Le coeur de Taichi est alors, plus que jamais, mis à nu dans toute sa complexité. Et on cerne d'autant mieux les doutes, tourments et faiblesses de cet ado meurtri que Kaito glisse au bon moment un petit flashback éclairant encore un peu plus la relation amicale, parfois compliquée à assumer, qu'il entretient avec Tôma depuis l'enfance, entre réelle amitié, désillusions et sentiment d'infériorité.
Tôma, lui, reste un modèle de bonté, assurant à Taichi qu'il n'a pas à s'en faire, paraissant bien plus inquiet pour son ami que pour lui-même... Mais lui aussi, on le cerne bien, a ses propres moments d'incertitudes et de regrets qu'il ne veut pas montrer, la scène de visionnage du match de base-ball le montrera très bien. Et en l'esprit de Taichi tout comme en celui du lecteur, il en découle alors forcément une autre interrogation: qu'est-ce que ce grand gaillard sportif, si gentil et si populaire, peut-il bien réellement ressentir et cacher tout au fond de lui ?
"J'aurai qu'à enfouir ces sentiments bien profondément."
Et entre les deux garçons, il y a Futaba, toujours aussi mimi et amusante dans pas mal de bouilles, certes, mais surtout elle-même troublée et inquiète, que ce soit pour Tôma ou pour Taichi. En voulant emmener Taichi quelque part pour lui changer les idées, la timide jeune fille enclenche chez son ami quelque chose qui aura forcément des répercussions sur elle aussi, et l'heure est peut-être venue pour elle de se questionner un peu plus sur des sentiments décidément délicats à définir, car dans l'âme humaine rien n'est tout blanc ou tout noir. Avec notamment l'habituelle bienveillance de Masumi envers son amie, Kaito interroge alors plutôt profondément sur certaines considérations sentimentales, sur ce qu'est l'amour, sur les frontières floues que ce sentiment peut avoir avec d'autres comme l'amitié ou l'admiration... Ce n'est, dans le fond, pas forcément hyper original, mais alors, qu'est-ce que c'est bien mené et fin !
"Je ne peux pas... avoir plusieurs personnes qui comptent pour moi ?"
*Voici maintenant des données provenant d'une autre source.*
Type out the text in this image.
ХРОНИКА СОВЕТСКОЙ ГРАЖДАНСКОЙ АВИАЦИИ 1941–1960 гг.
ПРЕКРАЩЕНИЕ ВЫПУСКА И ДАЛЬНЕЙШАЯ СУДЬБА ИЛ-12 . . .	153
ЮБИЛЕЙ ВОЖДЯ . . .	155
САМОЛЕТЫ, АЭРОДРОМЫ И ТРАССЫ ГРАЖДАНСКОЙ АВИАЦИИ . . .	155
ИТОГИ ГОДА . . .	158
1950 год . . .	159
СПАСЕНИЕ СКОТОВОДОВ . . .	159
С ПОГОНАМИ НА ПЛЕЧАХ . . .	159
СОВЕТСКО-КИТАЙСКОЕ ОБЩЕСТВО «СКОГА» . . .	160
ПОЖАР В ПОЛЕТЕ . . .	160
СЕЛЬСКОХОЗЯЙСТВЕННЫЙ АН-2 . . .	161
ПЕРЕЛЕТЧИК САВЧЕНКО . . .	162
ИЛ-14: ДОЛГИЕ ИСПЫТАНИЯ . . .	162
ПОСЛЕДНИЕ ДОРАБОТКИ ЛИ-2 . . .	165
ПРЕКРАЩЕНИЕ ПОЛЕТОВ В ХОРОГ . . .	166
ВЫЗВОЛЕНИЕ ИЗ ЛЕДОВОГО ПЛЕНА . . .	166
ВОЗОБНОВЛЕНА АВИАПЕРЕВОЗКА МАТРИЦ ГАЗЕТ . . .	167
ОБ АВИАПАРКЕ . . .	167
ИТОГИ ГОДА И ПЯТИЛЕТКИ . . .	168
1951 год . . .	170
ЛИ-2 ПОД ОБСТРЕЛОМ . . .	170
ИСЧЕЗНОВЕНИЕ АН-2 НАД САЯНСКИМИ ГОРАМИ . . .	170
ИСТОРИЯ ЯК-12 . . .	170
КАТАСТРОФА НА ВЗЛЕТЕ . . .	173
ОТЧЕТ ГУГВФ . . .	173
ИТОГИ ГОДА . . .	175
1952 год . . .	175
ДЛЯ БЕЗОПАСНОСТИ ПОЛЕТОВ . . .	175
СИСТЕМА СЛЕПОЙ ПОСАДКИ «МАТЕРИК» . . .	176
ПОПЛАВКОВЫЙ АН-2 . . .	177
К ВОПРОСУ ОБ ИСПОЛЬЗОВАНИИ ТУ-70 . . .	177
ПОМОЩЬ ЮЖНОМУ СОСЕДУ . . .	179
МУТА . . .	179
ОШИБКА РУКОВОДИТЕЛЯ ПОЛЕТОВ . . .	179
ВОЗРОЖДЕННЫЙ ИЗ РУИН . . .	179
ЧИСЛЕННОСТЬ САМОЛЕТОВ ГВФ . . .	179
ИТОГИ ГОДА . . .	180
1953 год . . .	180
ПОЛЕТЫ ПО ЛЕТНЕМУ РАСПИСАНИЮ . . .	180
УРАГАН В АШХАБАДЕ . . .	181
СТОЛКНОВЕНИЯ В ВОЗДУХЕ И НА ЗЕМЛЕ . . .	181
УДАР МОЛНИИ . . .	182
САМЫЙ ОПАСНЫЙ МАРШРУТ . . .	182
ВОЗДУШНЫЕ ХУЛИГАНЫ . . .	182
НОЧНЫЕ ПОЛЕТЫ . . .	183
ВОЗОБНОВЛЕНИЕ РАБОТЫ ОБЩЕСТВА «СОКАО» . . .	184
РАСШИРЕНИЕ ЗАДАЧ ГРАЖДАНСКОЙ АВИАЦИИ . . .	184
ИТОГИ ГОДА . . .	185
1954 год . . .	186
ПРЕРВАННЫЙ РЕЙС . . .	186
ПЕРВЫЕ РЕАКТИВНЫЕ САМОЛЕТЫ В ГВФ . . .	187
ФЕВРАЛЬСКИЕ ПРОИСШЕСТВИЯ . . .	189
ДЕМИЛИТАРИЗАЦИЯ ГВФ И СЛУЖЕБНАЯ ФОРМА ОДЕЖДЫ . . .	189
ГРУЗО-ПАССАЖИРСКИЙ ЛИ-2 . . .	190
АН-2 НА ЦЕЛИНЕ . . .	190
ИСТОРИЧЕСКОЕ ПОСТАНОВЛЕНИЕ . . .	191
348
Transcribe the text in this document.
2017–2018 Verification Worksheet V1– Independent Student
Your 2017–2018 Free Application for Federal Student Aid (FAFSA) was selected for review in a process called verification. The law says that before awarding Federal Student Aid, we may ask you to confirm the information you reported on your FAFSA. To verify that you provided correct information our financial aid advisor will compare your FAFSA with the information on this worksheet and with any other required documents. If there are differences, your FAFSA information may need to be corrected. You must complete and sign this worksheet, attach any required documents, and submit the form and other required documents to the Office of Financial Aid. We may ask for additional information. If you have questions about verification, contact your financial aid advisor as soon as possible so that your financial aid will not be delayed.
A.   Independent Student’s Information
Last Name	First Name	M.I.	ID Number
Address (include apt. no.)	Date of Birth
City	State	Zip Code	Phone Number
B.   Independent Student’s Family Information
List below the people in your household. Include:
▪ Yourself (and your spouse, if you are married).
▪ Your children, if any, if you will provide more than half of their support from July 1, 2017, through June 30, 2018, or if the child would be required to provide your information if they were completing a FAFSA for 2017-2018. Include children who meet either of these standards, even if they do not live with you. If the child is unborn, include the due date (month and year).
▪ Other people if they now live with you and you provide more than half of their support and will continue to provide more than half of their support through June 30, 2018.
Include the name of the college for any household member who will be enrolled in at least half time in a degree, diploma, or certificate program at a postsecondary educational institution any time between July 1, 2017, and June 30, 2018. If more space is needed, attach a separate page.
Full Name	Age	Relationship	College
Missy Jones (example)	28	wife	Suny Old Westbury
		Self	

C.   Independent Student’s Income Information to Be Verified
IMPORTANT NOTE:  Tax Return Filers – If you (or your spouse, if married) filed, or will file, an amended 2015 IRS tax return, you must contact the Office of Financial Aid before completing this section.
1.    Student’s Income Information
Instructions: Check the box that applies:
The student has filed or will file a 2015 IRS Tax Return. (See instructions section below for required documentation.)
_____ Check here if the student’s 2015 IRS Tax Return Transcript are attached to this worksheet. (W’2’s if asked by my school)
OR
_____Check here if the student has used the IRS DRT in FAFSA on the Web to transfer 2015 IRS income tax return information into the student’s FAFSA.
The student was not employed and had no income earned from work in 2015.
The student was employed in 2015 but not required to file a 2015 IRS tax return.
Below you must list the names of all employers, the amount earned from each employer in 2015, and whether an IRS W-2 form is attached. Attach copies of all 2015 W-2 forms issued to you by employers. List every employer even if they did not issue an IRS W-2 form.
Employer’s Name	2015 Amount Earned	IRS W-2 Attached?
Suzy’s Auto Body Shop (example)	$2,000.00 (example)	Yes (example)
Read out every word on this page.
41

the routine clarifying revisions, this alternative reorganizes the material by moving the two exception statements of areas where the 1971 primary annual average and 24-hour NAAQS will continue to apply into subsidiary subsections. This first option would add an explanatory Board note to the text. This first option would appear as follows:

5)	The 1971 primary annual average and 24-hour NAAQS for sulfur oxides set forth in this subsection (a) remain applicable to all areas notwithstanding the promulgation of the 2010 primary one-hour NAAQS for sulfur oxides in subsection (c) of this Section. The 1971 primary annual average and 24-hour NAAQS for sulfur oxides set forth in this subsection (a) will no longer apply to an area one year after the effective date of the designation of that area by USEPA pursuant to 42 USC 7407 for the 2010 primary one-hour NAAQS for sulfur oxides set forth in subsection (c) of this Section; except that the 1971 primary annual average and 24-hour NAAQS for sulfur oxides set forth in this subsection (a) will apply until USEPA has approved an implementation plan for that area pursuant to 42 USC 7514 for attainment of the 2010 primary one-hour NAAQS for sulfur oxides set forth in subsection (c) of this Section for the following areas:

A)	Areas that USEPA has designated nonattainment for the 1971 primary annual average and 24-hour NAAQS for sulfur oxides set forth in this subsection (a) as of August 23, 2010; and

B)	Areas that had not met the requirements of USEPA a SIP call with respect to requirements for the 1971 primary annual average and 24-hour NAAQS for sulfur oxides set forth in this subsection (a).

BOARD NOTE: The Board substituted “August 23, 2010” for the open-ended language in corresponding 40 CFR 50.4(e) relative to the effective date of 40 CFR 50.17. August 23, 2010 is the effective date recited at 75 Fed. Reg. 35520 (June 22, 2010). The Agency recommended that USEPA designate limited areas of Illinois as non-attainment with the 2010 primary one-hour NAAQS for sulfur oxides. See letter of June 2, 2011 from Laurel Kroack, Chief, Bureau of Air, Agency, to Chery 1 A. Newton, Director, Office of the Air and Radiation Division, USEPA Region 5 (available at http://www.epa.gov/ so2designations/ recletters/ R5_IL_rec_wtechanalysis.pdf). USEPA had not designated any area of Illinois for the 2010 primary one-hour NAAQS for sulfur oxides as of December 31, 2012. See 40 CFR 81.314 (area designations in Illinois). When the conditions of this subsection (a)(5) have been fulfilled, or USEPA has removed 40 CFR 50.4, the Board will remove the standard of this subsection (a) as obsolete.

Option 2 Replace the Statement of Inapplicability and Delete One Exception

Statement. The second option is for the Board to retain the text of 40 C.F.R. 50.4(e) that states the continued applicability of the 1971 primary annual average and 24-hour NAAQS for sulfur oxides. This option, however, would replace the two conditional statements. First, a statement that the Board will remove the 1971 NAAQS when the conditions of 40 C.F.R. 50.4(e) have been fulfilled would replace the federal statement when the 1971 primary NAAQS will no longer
Et de manière générale, c'est ce qui fait toujours autant la force de Blue Flag. Le récit continue de jouer sur un déroulement plutôt classique, mais à chaque fois Kaito en profite pour aborder de la meilleure façon possible toute la complexité de ce que peuvent ressentir ses jeunes héros dans leurs sentiments, leurs tourments, leurs rêves, leurs relations, les événements du passé les ayant conditionnés... C'est crédible, juste, et toujours impeccablement porté par une patte visuelle tout en subtilité et en pudeur, avec son lot de non-dits poignants voire de geste symboliques comme ces mains serrées entre les personnages.
"Merci... de ne pas m'avoir... abandonné."
Plus qu'une tranche de vie lycéenne, Blue Flag continue de se dresser comme une fresque humaine belle, profonde, à la pertinence rare, touchant toujours où il faut.